For individual homes or portfolios of homes under contract to sell as of the real estate inventory valuation assessment date, if the carrying value exceeds the contract price less expected selling costs, the carrying value of these homes is adjusted to net

realizable value, which is determined using the contract price less expected selling costs. For all other homes, if the carrying value exceeds the expected sale price less expected selling costs, the carrying value of these homes is adjusted to net realizable value, which is determined using the expected sale price less expected selling costs. Changes in the Company’s pricing assumptions may lead to a change in the outcome of the real estate inventory valuation analysis, and actual results may differ from the Company’s assumptions.

The Company recorded real estate inventory valuation adjustments of $0.4 million and $1.7 million during the three months ended March 31, 2026 and 2025, respectively. Refer to Note 2. Real Estate Inventory, for further details.

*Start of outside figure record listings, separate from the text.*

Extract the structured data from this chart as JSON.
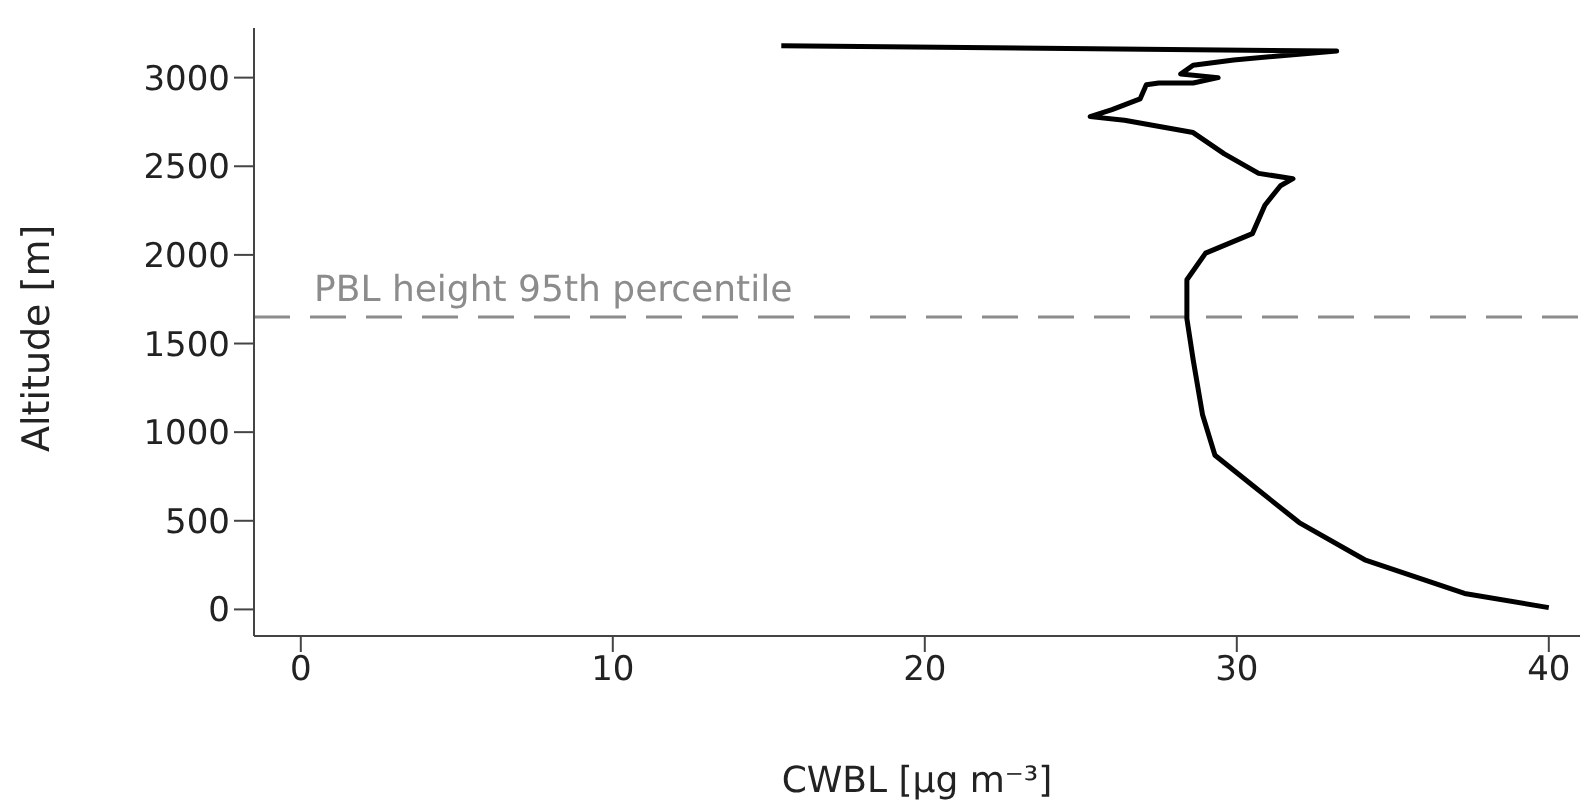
{
  "chart_data": {
    "type": "line",
    "xlabel": "CWBL [µg m⁻³]",
    "ylabel": "Altitude [m]",
    "xlim": [
      -1.5,
      41
    ],
    "xticks": [
      0,
      10,
      20,
      30,
      40
    ],
    "ylim": [
      -150,
      3280
    ],
    "yticks": [
      0,
      500,
      1000,
      1500,
      2000,
      2500,
      3000
    ],
    "marker": "none",
    "line_style": "solid",
    "series": [
      {
        "color": "#000000",
        "x": [
          40.0,
          37.3,
          34.1,
          32.0,
          30.5,
          29.3,
          28.9,
          28.6,
          28.4,
          28.4,
          29.0,
          30.5,
          30.9,
          31.4,
          31.8,
          30.7,
          29.6,
          28.6,
          26.4,
          25.3,
          26.0,
          26.9,
          27.1,
          27.5,
          28.6,
          29.4,
          28.2,
          28.6,
          29.9,
          33.2,
          15.4
        ],
        "values": [
          10,
          90,
          280,
          490,
          700,
          870,
          1100,
          1410,
          1640,
          1860,
          2010,
          2120,
          2280,
          2390,
          2430,
          2460,
          2570,
          2690,
          2760,
          2780,
          2820,
          2880,
          2960,
          2970,
          2970,
          3000,
          3020,
          3070,
          3100,
          3150,
          3180
        ]
      }
    ],
    "ref_lines": [
      {
        "axis": "y",
        "value": 1650,
        "label": "PBL height 95th percentile",
        "color": "#8c8c8c",
        "line_style": "dashed"
      }
    ]
  }
}
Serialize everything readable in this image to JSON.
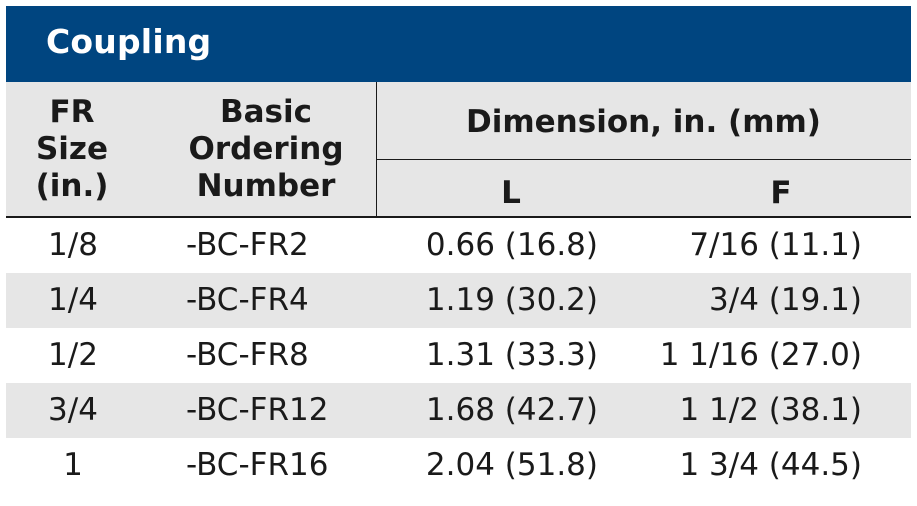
{
  "title": "Coupling",
  "columns": {
    "fr_size": [
      "FR",
      "Size",
      "(in.)"
    ],
    "basic_ordering": [
      "Basic",
      "Ordering",
      "Number"
    ],
    "dimension": "Dimension, in. (mm)",
    "l": "L",
    "f": "F"
  },
  "rows": [
    {
      "size": "1/8",
      "number": "-BC-FR2",
      "l": "0.66 (16.8)",
      "f": "7/16 (11.1)"
    },
    {
      "size": "1/4",
      "number": "-BC-FR4",
      "l": "1.19 (30.2)",
      "f": "3/4 (19.1)"
    },
    {
      "size": "1/2",
      "number": "-BC-FR8",
      "l": "1.31 (33.3)",
      "f": "1 1/16 (27.0)"
    },
    {
      "size": "3/4",
      "number": "-BC-FR12",
      "l": "1.68 (42.7)",
      "f": "1 1/2 (38.1)"
    },
    {
      "size": "1",
      "number": "-BC-FR16",
      "l": "2.04 (51.8)",
      "f": "1 3/4 (44.5)"
    }
  ],
  "colors": {
    "banner": "#004580",
    "header_bg": "#e6e6e6",
    "stripe": "#e6e6e6"
  }
}
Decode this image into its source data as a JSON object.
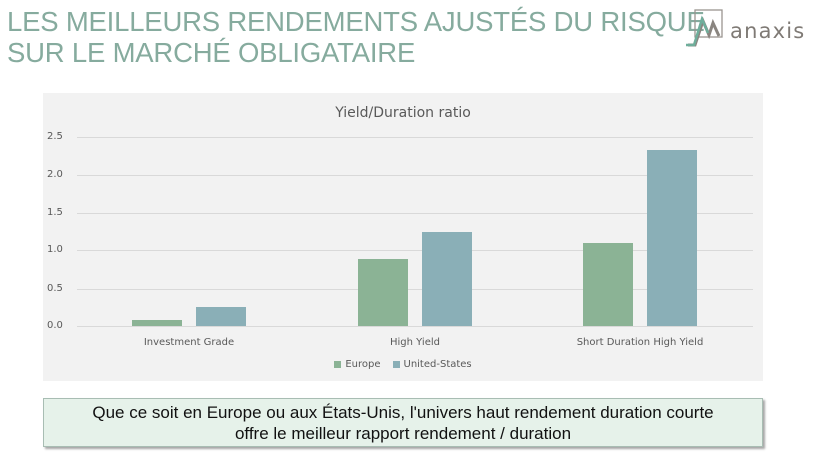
{
  "header": {
    "title_line1": "LES MEILLEURS RENDEMENTS AJUSTÉS DU RISQUE",
    "title_line2": "SUR LE MARCHÉ OBLIGATAIRE"
  },
  "logo": {
    "icon": "anaxis-mountain-logo-icon",
    "text": "anaxis"
  },
  "colors": {
    "title": "#86ab9e",
    "europe": "#8bb395",
    "united_states": "#8aafb7",
    "chart_background": "#f2f2f2",
    "callout_background": "#e6f2ea"
  },
  "chart_data": {
    "type": "bar",
    "title": "Yield/Duration ratio",
    "categories": [
      "Investment Grade",
      "High Yield",
      "Short Duration High Yield"
    ],
    "series": [
      {
        "name": "Europe",
        "color": "#8bb395",
        "values": [
          0.08,
          0.88,
          1.1
        ]
      },
      {
        "name": "United-States",
        "color": "#8aafb7",
        "values": [
          0.25,
          1.24,
          2.33
        ]
      }
    ],
    "xlabel": "",
    "ylabel": "",
    "ylim": [
      0,
      2.5
    ],
    "yticks": [
      "0.0",
      "0.5",
      "1.0",
      "1.5",
      "2.0",
      "2.5"
    ],
    "grid": true,
    "legend_position": "bottom"
  },
  "callout": {
    "line1": "Que ce soit en Europe ou aux États-Unis, l'univers haut rendement duration courte",
    "line2": "offre le meilleur rapport rendement / duration"
  }
}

Recent Accounting Standards

Disaggregation of Income Statement Expenses

In November 2024, the Financial Accounting Standards Board (“FASB”) issued a new standard which is intended to improve an entity’s expense disclosures, primarily by requiring disclosure of disaggregated information about certain income statement expense line items. The new standard is effective for annual periods beginning after December 15, 2026, and interim periods within annual reporting periods beginning after December 15, 2027, with early adoption permitted. Accordingly, the new standard is effective for the Company’s Annual Report on Form 10-K for the fiscal year ended December 31, 2027, and subsequent interim periods, using either a prospective or retrospective approach. The Company is currently evaluating the impact that the standard will have on its condensed consolidated financial statements.

Interim Reporting

In December 2025, the FASB issued a new standard which is intended to provide clarity on an entity’s interim reporting disclosure requirements. The new standard is effective for interim reporting periods within annual reporting periods beginning after December 15, 2027, with early adoption permitted. Accordingly, the new standard is effective for the Company’s Quarterly Report on Form 10-Q for the quarter ending March 31, 2028, using either a prospective or retrospective approach. The Company is currently evaluating the impact that the standard will have on its condensed consolidated financial statements.